Elizabeth was now sure to learn every thing so soon as determined on. The faction had arranged all matters for the capture:—the night of its execution approached: the old cook prepared a good supper for the _quality_:—the squires arrived, and the gossoon had to run only three miles to give the lady the intelligence. Twelve cavaliers attended, each accompanied by one of the ablest of his faction—for they were all afraid of each other, whenever the wine should rise upwards; and they did not take more for fear of discovery.

The lots, being formed of straws of different lengths, were held by M‘Mahon, the host, who was disinterested; and the person of Elizabeth, her fortune, and Moret castle, fell to the lot of M‘Carthy O’Moore, one of the Cremorgan squires, and, according to tradition, as able-bodied, stout a man as any in the whole country. The rest all swore to assist him till death; and one in the morning was the time appointed for the surprise of Elizabeth and her castle—while in the mean time they began to enjoy the good supper of old Jug Ogie.

Castle Reuben had been one of the strongest places in the county, situated on the river Barrow, in the midst of a swamp, which rendered it nearly inaccessible. It had belonged to a natural son of one of the Geraldines, who had his throat cut by Andy M‘Mahon, a game-keeper of his own; and nobody choosing to interfere with the _sportsman_, he, with his five sons, (all rapparees well-armed and wicked) remained peaceably in possession of the castle, and now accommodated the squires during their plot against Elizabeth.

That heroic dame, on her part, was not inactive; she informed her warders of the scheme to force a new master on her and them; and many a round oath she swore (with corresponding gesticulations, the description of which would not be over agreeable to modern readers,) that she never would grant her favours to mortal man, but preserve her castle and her chastity to the last extremity.

The warders took fire at the attempt of the squires. They always detested the _defensive_ system; and probably to that hatred may be attributed a few of the robberies, burglaries, and burnings, which in those times were considered in that neighbourhood as little more than occasional pastimes.

“Arrah! lady,” said Keeran Karry, “how many rogues ’ill there be at Reuben, as you larn, to-night?—arrah!”

“I hear four-and-twenty,” said Elizabeth, “besides the M‘Mahons.”

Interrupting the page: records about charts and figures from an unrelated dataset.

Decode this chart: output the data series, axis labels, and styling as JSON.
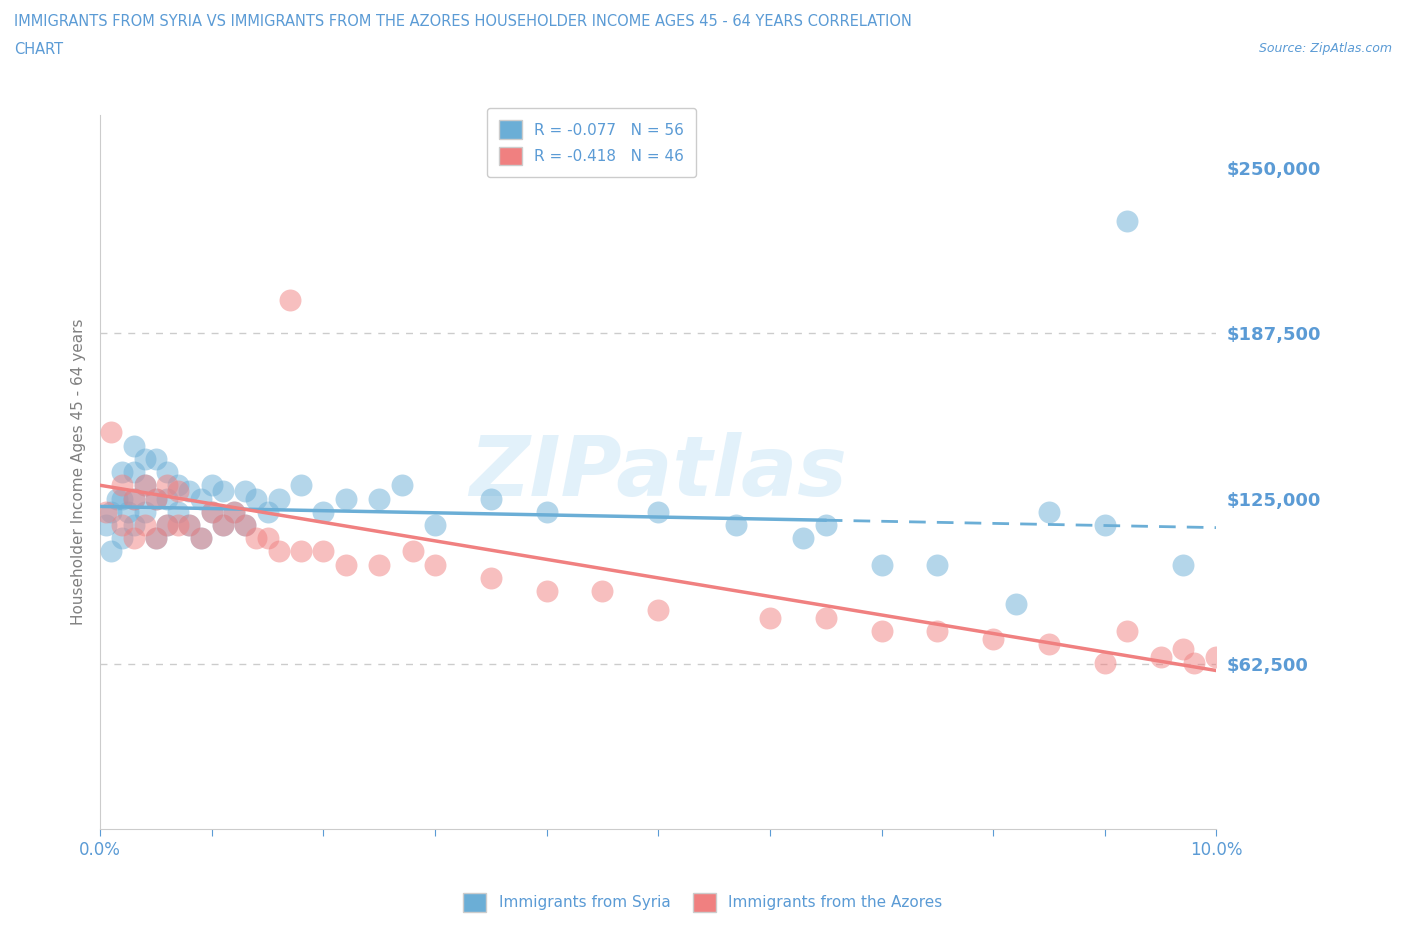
{
  "title_line1": "IMMIGRANTS FROM SYRIA VS IMMIGRANTS FROM THE AZORES HOUSEHOLDER INCOME AGES 45 - 64 YEARS CORRELATION",
  "title_line2": "CHART",
  "source_text": "Source: ZipAtlas.com",
  "ylabel": "Householder Income Ages 45 - 64 years",
  "xlim": [
    0.0,
    0.1
  ],
  "ylim": [
    0,
    270000
  ],
  "yticks": [
    0,
    62500,
    125000,
    187500,
    250000
  ],
  "ytick_labels": [
    "",
    "$62,500",
    "$125,000",
    "$187,500",
    "$250,000"
  ],
  "xticks": [
    0.0,
    0.01,
    0.02,
    0.03,
    0.04,
    0.05,
    0.06,
    0.07,
    0.08,
    0.09,
    0.1
  ],
  "xtick_labels": [
    "0.0%",
    "",
    "",
    "",
    "",
    "",
    "",
    "",
    "",
    "",
    "10.0%"
  ],
  "grid_color": "#cccccc",
  "syria_color": "#6baed6",
  "azores_color": "#f08080",
  "watermark": "ZIPatlas",
  "background_color": "#ffffff",
  "title_color": "#5b9bd5",
  "axis_label_color": "#808080",
  "tick_label_color": "#5b9bd5",
  "legend_R_label_syria": "R = -0.077   N = 56",
  "legend_R_label_azores": "R = -0.418   N = 46",
  "syria_trend_x_solid_end": 0.065,
  "syria_scatter_x": [
    0.0005,
    0.001,
    0.001,
    0.0015,
    0.002,
    0.002,
    0.002,
    0.0025,
    0.003,
    0.003,
    0.003,
    0.003,
    0.004,
    0.004,
    0.004,
    0.005,
    0.005,
    0.005,
    0.006,
    0.006,
    0.006,
    0.007,
    0.007,
    0.008,
    0.008,
    0.009,
    0.009,
    0.01,
    0.01,
    0.011,
    0.011,
    0.012,
    0.013,
    0.013,
    0.014,
    0.015,
    0.016,
    0.018,
    0.02,
    0.022,
    0.025,
    0.027,
    0.03,
    0.035,
    0.04,
    0.05,
    0.057,
    0.063,
    0.065,
    0.07,
    0.075,
    0.082,
    0.085,
    0.09,
    0.092,
    0.097
  ],
  "syria_scatter_y": [
    115000,
    120000,
    105000,
    125000,
    110000,
    125000,
    135000,
    120000,
    115000,
    125000,
    135000,
    145000,
    120000,
    130000,
    140000,
    110000,
    125000,
    140000,
    115000,
    125000,
    135000,
    120000,
    130000,
    115000,
    128000,
    110000,
    125000,
    120000,
    130000,
    115000,
    128000,
    120000,
    115000,
    128000,
    125000,
    120000,
    125000,
    130000,
    120000,
    125000,
    125000,
    130000,
    115000,
    125000,
    120000,
    120000,
    115000,
    110000,
    115000,
    100000,
    100000,
    85000,
    120000,
    115000,
    230000,
    100000
  ],
  "azores_scatter_x": [
    0.0005,
    0.001,
    0.002,
    0.002,
    0.003,
    0.003,
    0.004,
    0.004,
    0.005,
    0.005,
    0.006,
    0.006,
    0.007,
    0.007,
    0.008,
    0.009,
    0.01,
    0.011,
    0.012,
    0.013,
    0.014,
    0.015,
    0.016,
    0.017,
    0.018,
    0.02,
    0.022,
    0.025,
    0.028,
    0.03,
    0.035,
    0.04,
    0.045,
    0.05,
    0.06,
    0.065,
    0.07,
    0.075,
    0.08,
    0.085,
    0.09,
    0.092,
    0.095,
    0.097,
    0.098,
    0.1
  ],
  "azores_scatter_y": [
    120000,
    150000,
    115000,
    130000,
    110000,
    125000,
    115000,
    130000,
    110000,
    125000,
    115000,
    130000,
    115000,
    128000,
    115000,
    110000,
    120000,
    115000,
    120000,
    115000,
    110000,
    110000,
    105000,
    200000,
    105000,
    105000,
    100000,
    100000,
    105000,
    100000,
    95000,
    90000,
    90000,
    83000,
    80000,
    80000,
    75000,
    75000,
    72000,
    70000,
    63000,
    75000,
    65000,
    68000,
    63000,
    65000
  ]
}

“Right, a’nuff,” said Keeran: “the fish in the Barrow must want food this hard weather; and I can’t see why the rump of a rapparee may not make as nice a tit-bit for them as any thing else: four-and-twenty!—phoo!”

All then began to speak together, and join most heartily in the meditated attack on Reuben.

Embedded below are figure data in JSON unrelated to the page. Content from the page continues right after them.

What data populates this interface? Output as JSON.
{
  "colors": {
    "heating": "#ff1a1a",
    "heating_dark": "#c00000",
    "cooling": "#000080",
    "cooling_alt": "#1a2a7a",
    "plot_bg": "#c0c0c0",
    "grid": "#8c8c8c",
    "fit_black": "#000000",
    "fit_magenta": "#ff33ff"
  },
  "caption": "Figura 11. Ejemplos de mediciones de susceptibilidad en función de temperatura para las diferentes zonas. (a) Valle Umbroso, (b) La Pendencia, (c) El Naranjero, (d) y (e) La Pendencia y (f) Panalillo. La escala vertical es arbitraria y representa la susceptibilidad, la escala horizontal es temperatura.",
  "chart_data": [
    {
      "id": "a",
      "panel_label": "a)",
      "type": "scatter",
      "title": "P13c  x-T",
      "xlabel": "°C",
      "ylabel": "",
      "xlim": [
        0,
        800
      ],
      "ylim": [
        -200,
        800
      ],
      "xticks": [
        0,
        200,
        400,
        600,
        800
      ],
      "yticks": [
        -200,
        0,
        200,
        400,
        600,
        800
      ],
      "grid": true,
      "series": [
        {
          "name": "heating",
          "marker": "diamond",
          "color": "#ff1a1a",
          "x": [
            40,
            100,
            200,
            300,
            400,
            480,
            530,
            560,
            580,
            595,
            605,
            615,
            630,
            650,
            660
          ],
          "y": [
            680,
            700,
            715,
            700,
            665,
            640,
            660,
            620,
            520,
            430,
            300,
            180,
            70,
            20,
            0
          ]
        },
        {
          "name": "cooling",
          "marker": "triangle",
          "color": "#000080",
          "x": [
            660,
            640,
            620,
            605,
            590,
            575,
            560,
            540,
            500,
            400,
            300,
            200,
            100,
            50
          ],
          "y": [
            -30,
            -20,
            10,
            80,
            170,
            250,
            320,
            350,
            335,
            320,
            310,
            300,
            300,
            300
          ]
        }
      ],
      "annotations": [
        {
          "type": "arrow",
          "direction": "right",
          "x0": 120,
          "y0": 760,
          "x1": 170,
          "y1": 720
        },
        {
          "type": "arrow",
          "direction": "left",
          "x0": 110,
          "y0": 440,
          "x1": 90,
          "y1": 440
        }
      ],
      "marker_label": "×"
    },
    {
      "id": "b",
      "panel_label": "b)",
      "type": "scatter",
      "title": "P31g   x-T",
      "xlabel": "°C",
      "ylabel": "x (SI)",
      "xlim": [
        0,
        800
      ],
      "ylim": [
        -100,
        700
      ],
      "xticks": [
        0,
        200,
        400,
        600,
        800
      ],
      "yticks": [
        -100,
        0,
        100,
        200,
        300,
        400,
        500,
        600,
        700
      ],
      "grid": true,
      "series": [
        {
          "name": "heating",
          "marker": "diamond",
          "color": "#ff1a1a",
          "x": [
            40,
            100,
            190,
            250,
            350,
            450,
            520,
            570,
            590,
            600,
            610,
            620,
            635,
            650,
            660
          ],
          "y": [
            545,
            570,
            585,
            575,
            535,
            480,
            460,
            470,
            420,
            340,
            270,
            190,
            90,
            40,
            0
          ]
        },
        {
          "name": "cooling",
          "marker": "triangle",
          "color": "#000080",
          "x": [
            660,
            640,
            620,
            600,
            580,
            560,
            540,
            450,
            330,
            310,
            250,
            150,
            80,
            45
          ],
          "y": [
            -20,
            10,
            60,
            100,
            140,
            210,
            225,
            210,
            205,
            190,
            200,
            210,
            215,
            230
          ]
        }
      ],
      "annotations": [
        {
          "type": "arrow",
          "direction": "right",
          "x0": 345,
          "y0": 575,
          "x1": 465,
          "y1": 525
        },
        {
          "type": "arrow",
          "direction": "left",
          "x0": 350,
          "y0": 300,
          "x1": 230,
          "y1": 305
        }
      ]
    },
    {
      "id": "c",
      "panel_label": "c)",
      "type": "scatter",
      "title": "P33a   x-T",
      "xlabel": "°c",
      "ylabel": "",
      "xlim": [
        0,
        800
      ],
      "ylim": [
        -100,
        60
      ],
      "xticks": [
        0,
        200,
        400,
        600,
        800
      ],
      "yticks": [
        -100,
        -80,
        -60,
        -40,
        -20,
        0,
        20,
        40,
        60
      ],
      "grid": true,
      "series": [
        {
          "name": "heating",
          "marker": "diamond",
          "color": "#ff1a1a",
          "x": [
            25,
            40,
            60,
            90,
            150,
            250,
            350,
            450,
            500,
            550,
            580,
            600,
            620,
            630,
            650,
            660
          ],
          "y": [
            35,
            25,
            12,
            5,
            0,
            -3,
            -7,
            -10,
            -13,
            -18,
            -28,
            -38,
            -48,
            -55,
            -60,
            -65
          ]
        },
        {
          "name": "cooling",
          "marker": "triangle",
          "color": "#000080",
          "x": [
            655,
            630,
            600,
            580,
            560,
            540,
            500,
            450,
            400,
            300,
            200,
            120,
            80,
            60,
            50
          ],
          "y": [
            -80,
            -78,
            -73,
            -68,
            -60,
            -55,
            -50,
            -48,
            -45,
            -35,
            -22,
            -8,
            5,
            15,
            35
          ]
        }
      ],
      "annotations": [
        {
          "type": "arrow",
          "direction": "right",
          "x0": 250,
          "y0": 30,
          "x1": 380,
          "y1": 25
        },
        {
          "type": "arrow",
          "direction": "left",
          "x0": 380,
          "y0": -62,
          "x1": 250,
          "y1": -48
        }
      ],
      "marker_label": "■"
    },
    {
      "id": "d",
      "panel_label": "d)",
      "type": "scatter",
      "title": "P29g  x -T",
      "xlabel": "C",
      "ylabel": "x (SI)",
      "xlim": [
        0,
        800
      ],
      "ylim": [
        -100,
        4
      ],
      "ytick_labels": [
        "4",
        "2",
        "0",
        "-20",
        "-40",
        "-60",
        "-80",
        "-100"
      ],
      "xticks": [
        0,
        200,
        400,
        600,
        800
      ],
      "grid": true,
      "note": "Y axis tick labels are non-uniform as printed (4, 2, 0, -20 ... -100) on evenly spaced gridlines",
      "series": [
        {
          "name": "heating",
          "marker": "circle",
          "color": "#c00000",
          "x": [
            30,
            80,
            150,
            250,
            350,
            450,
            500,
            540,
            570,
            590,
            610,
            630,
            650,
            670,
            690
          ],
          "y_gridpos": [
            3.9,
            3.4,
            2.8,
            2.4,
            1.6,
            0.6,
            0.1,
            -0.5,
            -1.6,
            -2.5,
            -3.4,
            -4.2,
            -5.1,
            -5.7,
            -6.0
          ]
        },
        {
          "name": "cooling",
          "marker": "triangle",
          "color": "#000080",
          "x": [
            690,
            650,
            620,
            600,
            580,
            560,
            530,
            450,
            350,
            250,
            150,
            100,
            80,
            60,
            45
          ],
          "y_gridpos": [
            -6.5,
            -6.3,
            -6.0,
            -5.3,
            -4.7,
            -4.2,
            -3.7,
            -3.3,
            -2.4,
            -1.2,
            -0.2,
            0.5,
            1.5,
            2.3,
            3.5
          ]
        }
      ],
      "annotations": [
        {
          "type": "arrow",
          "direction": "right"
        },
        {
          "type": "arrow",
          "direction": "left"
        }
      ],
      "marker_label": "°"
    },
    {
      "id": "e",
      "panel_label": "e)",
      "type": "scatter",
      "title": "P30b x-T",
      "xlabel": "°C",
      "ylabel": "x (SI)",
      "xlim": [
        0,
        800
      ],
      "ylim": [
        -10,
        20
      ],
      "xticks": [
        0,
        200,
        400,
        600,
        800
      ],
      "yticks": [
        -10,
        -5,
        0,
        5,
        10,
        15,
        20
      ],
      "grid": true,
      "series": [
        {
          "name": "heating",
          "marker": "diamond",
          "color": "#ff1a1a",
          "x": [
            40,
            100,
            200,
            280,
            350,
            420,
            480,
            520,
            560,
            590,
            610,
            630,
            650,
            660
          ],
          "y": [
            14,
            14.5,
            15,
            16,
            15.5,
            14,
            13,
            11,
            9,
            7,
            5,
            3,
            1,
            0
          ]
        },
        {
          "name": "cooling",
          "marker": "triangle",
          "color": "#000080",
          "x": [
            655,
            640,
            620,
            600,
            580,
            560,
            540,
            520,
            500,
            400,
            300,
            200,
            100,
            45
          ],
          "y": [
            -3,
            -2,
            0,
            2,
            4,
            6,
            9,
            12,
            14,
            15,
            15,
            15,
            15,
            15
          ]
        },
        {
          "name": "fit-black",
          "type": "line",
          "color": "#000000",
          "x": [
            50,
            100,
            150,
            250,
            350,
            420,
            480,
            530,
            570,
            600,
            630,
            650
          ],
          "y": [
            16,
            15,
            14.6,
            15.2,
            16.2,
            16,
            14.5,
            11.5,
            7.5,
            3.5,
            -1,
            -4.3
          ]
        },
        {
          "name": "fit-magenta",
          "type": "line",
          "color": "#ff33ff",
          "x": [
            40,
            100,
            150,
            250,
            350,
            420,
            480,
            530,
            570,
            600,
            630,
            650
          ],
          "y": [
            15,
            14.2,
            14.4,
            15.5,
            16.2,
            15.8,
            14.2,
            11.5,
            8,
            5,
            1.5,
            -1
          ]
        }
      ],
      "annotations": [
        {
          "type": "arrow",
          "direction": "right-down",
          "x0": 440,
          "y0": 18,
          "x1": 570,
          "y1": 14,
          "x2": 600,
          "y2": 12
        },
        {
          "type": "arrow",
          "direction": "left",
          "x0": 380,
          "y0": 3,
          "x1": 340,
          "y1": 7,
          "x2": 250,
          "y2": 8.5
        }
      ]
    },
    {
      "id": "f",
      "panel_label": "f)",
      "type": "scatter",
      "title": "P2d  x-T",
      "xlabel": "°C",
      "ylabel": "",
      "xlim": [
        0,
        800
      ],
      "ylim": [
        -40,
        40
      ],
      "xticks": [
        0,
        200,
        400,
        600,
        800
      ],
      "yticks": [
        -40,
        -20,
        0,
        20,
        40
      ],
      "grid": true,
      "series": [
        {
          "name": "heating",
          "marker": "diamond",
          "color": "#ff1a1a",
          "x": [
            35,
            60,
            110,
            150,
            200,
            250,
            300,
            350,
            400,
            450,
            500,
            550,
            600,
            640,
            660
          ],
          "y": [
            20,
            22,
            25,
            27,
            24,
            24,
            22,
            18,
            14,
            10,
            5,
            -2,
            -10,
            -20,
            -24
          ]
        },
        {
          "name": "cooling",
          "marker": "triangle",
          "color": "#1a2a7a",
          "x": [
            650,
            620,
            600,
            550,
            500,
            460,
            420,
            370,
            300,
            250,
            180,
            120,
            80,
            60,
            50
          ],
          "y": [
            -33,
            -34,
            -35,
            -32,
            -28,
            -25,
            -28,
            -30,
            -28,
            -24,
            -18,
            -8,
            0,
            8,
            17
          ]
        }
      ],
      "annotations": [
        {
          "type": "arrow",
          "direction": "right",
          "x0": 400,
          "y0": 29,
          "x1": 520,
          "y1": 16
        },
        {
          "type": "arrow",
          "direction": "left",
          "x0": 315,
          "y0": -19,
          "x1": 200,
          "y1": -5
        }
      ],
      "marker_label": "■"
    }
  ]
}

“Arrah! run for the priest,” says Ned Regan; “maybe yee’d like a touch of his reverence’s office first, for fear there might be any _sin_ in it.”

“I thought you’d like him with your brandy, warders,” said Elizabeth with dignity: “I have him below: he’s _praying_ a little, and will be up directly. The whole plan is ready for you, and Jug Ogie has the signal. Here, Keeran,” giving him a green ribbon with a daub of old Squire Fitzgerald, (who was hanged,) dangling therefrom, “if you and the warders do not bring me the captain’s _ear_, you have neither the courage of a weazel, nor—nor” (striking her breast hard with her able hand) “even the revenge of a woman in yees.”

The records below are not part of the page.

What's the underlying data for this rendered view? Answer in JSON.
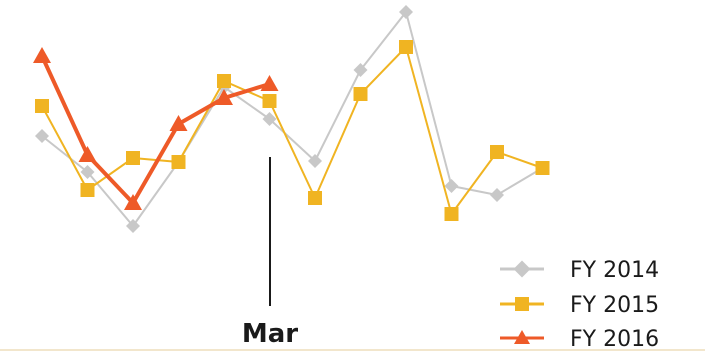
{
  "chart_data": {
    "type": "line",
    "annotation": {
      "label": "Mar",
      "x_index": 5
    },
    "series": [
      {
        "name": "FY 2014",
        "color": "#c8c8c8",
        "marker": "diamond",
        "values": [
          136,
          172,
          226,
          162,
          87,
          119,
          161,
          70,
          12,
          186,
          195,
          168
        ]
      },
      {
        "name": "FY 2015",
        "color": "#f0b422",
        "marker": "square",
        "values": [
          106,
          190,
          158,
          162,
          81,
          101,
          198,
          94,
          47,
          214,
          152,
          168
        ]
      },
      {
        "name": "FY 2016",
        "color": "#ee5a28",
        "marker": "triangle",
        "values": [
          56,
          155,
          203,
          124,
          98,
          84
        ]
      }
    ]
  }
}
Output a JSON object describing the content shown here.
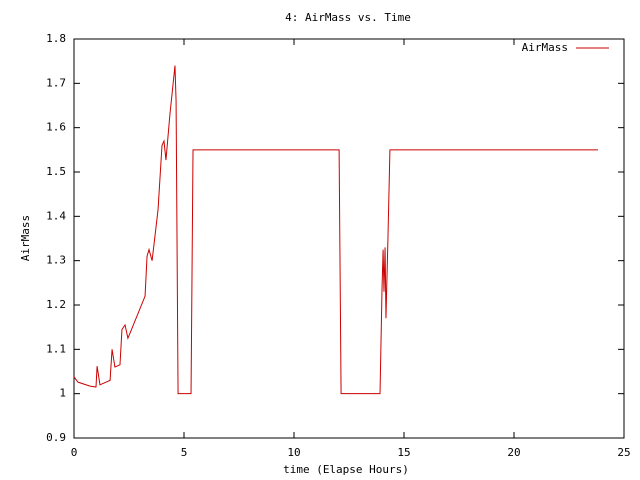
{
  "chart_data": {
    "type": "line",
    "title": "4: AirMass vs. Time",
    "xlabel": "time (Elapse Hours)",
    "ylabel": "AirMass",
    "x": [
      0,
      0.18,
      0.73,
      1.0,
      1.05,
      1.18,
      1.64,
      1.73,
      1.86,
      2.09,
      2.18,
      2.32,
      2.45,
      2.55,
      3.23,
      3.32,
      3.41,
      3.55,
      3.82,
      4.0,
      4.09,
      4.18,
      4.36,
      4.59,
      4.64,
      4.73,
      5.32,
      5.41,
      12.05,
      12.14,
      13.91,
      14.0,
      14.05,
      14.09,
      14.14,
      14.18,
      14.27,
      14.36,
      23.82
    ],
    "series": [
      {
        "name": "AirMass",
        "color": "#cc0000",
        "values": [
          1.038,
          1.026,
          1.017,
          1.015,
          1.062,
          1.02,
          1.03,
          1.1,
          1.06,
          1.065,
          1.145,
          1.155,
          1.125,
          1.137,
          1.22,
          1.31,
          1.325,
          1.3,
          1.415,
          1.56,
          1.57,
          1.527,
          1.63,
          1.74,
          1.66,
          1.0,
          1.0,
          1.55,
          1.55,
          1.0,
          1.0,
          1.234,
          1.325,
          1.23,
          1.33,
          1.17,
          1.35,
          1.55,
          1.55
        ]
      }
    ],
    "xlim": [
      0,
      25
    ],
    "xticks": [
      0,
      5,
      10,
      15,
      20,
      25
    ],
    "ylim": [
      0.9,
      1.8
    ],
    "yticks": [
      0.9,
      1,
      1.1,
      1.2,
      1.3,
      1.4,
      1.5,
      1.6,
      1.7,
      1.8
    ],
    "legend": "upper right"
  }
}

“Arrah, be asy, my lady!” said Keeran, “be asy! by my sowl, we’ll bring you _four-and-twenty pair_, if your ladyship have any longing for the ears of such villains, my lady!”

“Now, warders,” said Elizabeth, who was too cautious to leave her castle totally unguarded, “as we are going to be just, let us also be generous; only twenty-four of them, besides five or six of the M‘Mahons, will be there. Now it would be an eternal disgrace to Moret, if we went to overpower them by _numbers_: twenty-four chosen warders, Father Murphy and the corporal, the gossoon and the piper, are all that shall leave this castle to-night; and if Reuben is not a big bonfire by day-break to-morrow, I hope none of you will come back to me again.”